As a silanol condensation catalyst, not only ordinary floor finishing materials, but also thin floor finishing materials can be used without causing gaps after laying floor finishing materials (subfloor materials). Organotin-based compounds are preferred because they can be laid and integrated on top.

The content of the silanol condensation catalyst in the curable composition is preferably 0.1 to 10 parts by weight, preferably 0.5 to 6 parts by weight with respect to 100 parts by weight of the polyoxyalkylene polymer (A) having a crosslinkable silyl group. Parts by mass are more preferred. When the content of the silanol condensation catalyst is 0.1 parts by mass or more, the curability of the curable composition is improved. When the content of the silanol condensation catalyst is 10 parts by mass or less, the adhesive strength of the cured product of the curable composition is improved.

[Dehydrating agent]
The curable composition preferably contains a dehydrating agent. The dehydrating agent can suppress curing of the curable composition due to moisture contained in the air or the like during storage of the curable composition.

Dehydrating agents include silane compounds such as vinyltrimethoxysilane, dimethyldimethoxysilane, tetraethoxysilane, methyltrimethoxysilane, methyltriethoxysilane, tetramethoxysilane, phenyltrimethoxysilane, and diphenyldimethoxysilane; and methyl orthoformate. , ethyl orthoformate, methyl orthoacetate, and ester compounds such as ethyl orthoacetate. Nivirtrimethoxysilane is preferred as the dehydrating agent. The dehydrating agents may be used alone or in combination of two or more.

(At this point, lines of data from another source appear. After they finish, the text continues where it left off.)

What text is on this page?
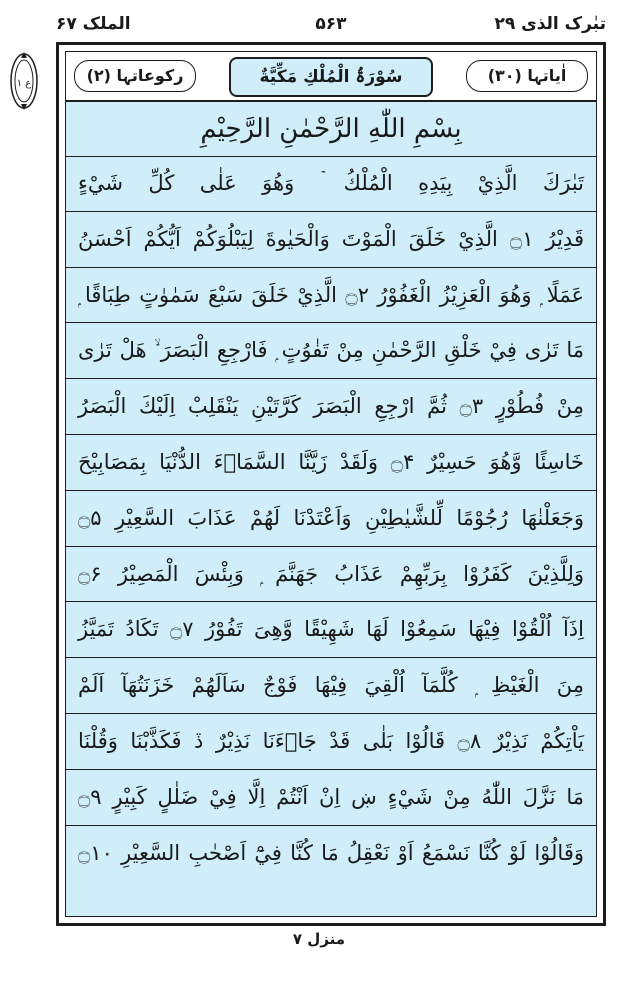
تبٰرک الذی ۲۹
۵۶۳
الملک ۶۷
ع ۱	اٰیاتہا (۳۰)
سُوْرَۃُ الْمُلْكِ مَكِّيَّةٌ
رکوعاتہا (۲)
بِسْمِ اللّٰهِ الرَّحْمٰنِ الرَّحِيْمِ
تَبٰرَكَ الَّذِيْ بِيَدِهِ الْمُلْكُ ۡ وَهُوَ عَلٰى كُلِّ شَيْءٍ
قَدِيْرُ ۝۱ الَّذِيْ خَلَقَ الْمَوْتَ وَالْحَيٰوةَ لِيَبْلُوَكُمْ اَيُّكُمْ اَحْسَنُ
عَمَلًا ۭ وَهُوَ الْعَزِيْزُ الْغَفُوْرُ ۝۲ الَّذِيْ خَلَقَ سَبْعَ سَمٰوٰتٍ طِبَاقًا ۭ
مَا تَرٰى فِيْ خَلْقِ الرَّحْمٰنِ مِنْ تَفٰوُتٍ ۭ فَارْجِعِ الْبَصَرَ ۙ هَلْ تَرٰى
مِنْ فُطُوْرٍ ۝۳ ثُمَّ ارْجِعِ الْبَصَرَ كَرَّتَيْنِ يَنْقَلِبْ اِلَيْكَ الْبَصَرُ
خَاسِئًا وَّهُوَ حَسِيْرٌ ۝۴ وَلَقَدْ زَيَّنَّا السَّمَاۗءَ الدُّنْيَا بِمَصَابِيْحَ
وَجَعَلْنٰهَا رُجُوْمًا لِّلشَّيٰطِيْنِ وَاَعْتَدْنَا لَهُمْ عَذَابَ السَّعِيْرِ ۝۵
وَلِلَّذِيْنَ كَفَرُوْا بِرَبِّهِمْ عَذَابُ جَهَنَّمَ ۭ وَبِئْسَ الْمَصِيْرُ ۝۶
اِذَآ اُلْقُوْا فِيْهَا سَمِعُوْا لَهَا شَهِيْقًا وَّهِىَ تَفُوْرُ ۝۷ تَكَادُ تَمَيَّزُ
مِنَ الْغَيْظِ ۭ كُلَّمَآ اُلْقِيَ فِيْهَا فَوْجٌ سَاَلَهُمْ خَزَنَتُهَآ اَلَمْ
يَاْتِكُمْ نَذِيْرٌ ۝۸ قَالُوْا بَلٰى قَدْ جَاۗءَنَا نَذِيْرٌ ڏ فَكَذَّبْنَا وَقُلْنَا
مَا نَزَّلَ اللّٰهُ مِنْ شَيْءٍ ښ اِنْ اَنْتُمْ اِلَّا فِيْ ضَلٰلٍ كَبِيْرٍ ۝۹
وَقَالُوْا لَوْ كُنَّا نَسْمَعُ اَوْ نَعْقِلُ مَا كُنَّا فِيْٓ اَصْحٰبِ السَّعِيْرِ ۝۱۰
منزل ۷
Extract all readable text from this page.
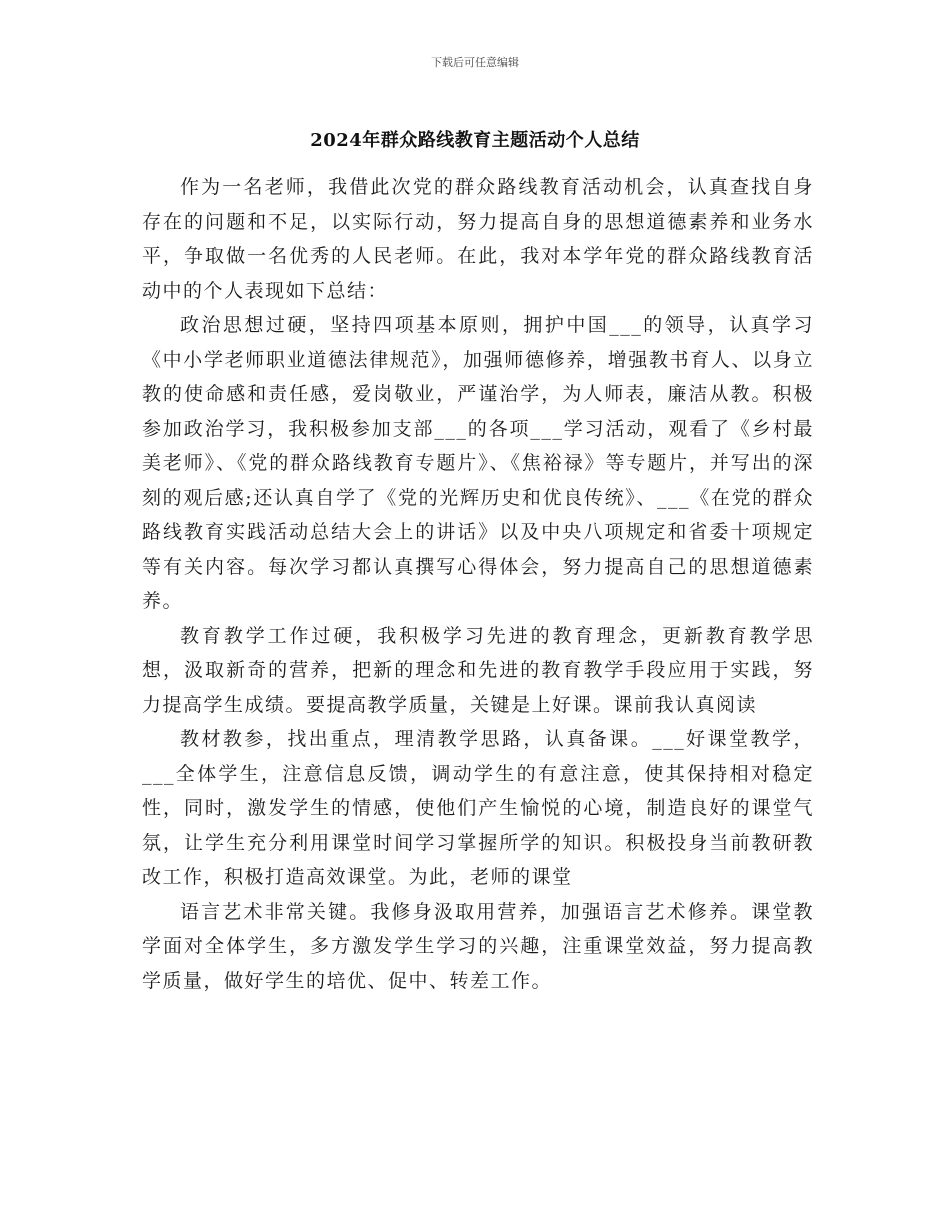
下载后可任意编辑
2024年群众路线教育主题活动个人总结

作为一名老师，我借此次党的群众路线教育活动机会，认真查找自身存在的问题和不足，以实际行动，努力提高自身的思想道德素养和业务水平，争取做一名优秀的人民老师。在此，我对本学年党的群众路线教育活动中的个人表现如下总结：

政治思想过硬，坚持四项基本原则，拥护中国___的领导，认真学习《中小学老师职业道德法律规范》，加强师德修养，增强教书育人、以身立教的使命感和责任感，爱岗敬业，严谨治学，为人师表，廉洁从教。积极参加政治学习，我积极参加支部___的各项___学习活动，观看了《乡村最美老师》、《党的群众路线教育专题片》、《焦裕禄》等专题片，并写出的深刻的观后感;还认真自学了《党的光辉历史和优良传统》、___《在党的群众路线教育实践活动总结大会上的讲话》以及中央八项规定和省委十项规定等有关内容。每次学习都认真撰写心得体会，努力提高自己的思想道德素养。

教育教学工作过硬，我积极学习先进的教育理念，更新教育教学思想，汲取新奇的营养，把新的理念和先进的教育教学手段应用于实践，努力提高学生成绩。要提高教学质量，关键是上好课。课前我认真阅读

教材教参，找出重点，理清教学思路，认真备课。___好课堂教学，___全体学生，注意信息反馈，调动学生的有意注意，使其保持相对稳定性，同时，激发学生的情感，使他们产生愉悦的心境，制造良好的课堂气氛，让学生充分利用课堂时间学习掌握所学的知识。积极投身当前教研教改工作，积极打造高效课堂。为此，老师的课堂

语言艺术非常关键。我修身汲取用营养，加强语言艺术修养。课堂教学面对全体学生，多方激发学生学习的兴趣，注重课堂效益，努力提高教学质量，做好学生的培优、促中、转差工作。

The content of the dehydrating agent in the curable composition is preferably 0.5 to 20 parts by mass, preferably 1 to 15 parts by mass, relative to 100 parts by mass of the polyoxyalkylene polymer (A) having a hydrolyzable silyl group. is more preferred, and 1 to 5 parts by mass is particularly preferred. When the content of the dehydrating agent is 0.5 parts by mass or more, the storage stability of the curable composition is improved. When the content of the dehydrating agent is 20 parts by mass or less, the storage stability and handleability of the curable composition are improved.

[Other additives]
The curable composition may contain other additives such as antioxidants, UV absorbers, light stabilizers, pigments, dyes, anti-settling agents and the like. Among them, antioxidants are preferred. Preferably, the curable composition does not contain solvents.

Examples of antioxidants include hindered phenol antioxidants, monophenol antioxidants, bisphenol antioxidants, and polyphenol antioxidants, with hindered phenol antioxidants being preferred. The content of the antioxidant in the curable composition is preferably 0.1 to 20 parts by mass with respect to 100 parts by mass of the polyoxyalkylene polymer (A) having a hydrolyzable silyl group, and 0.3 to 10 parts by mass is more preferable.

The viscosity of the curable composition at 23° C. is 15,000 to 100,000 mPa·s, more preferably 20,000 to 80,000 mPa·s. In addition, the viscosity of the curable composition at 23° C. refers to a value measured at 23° C. and a rotation speed of 10 rpm using a Brookfield viscometer according to JIS K6833.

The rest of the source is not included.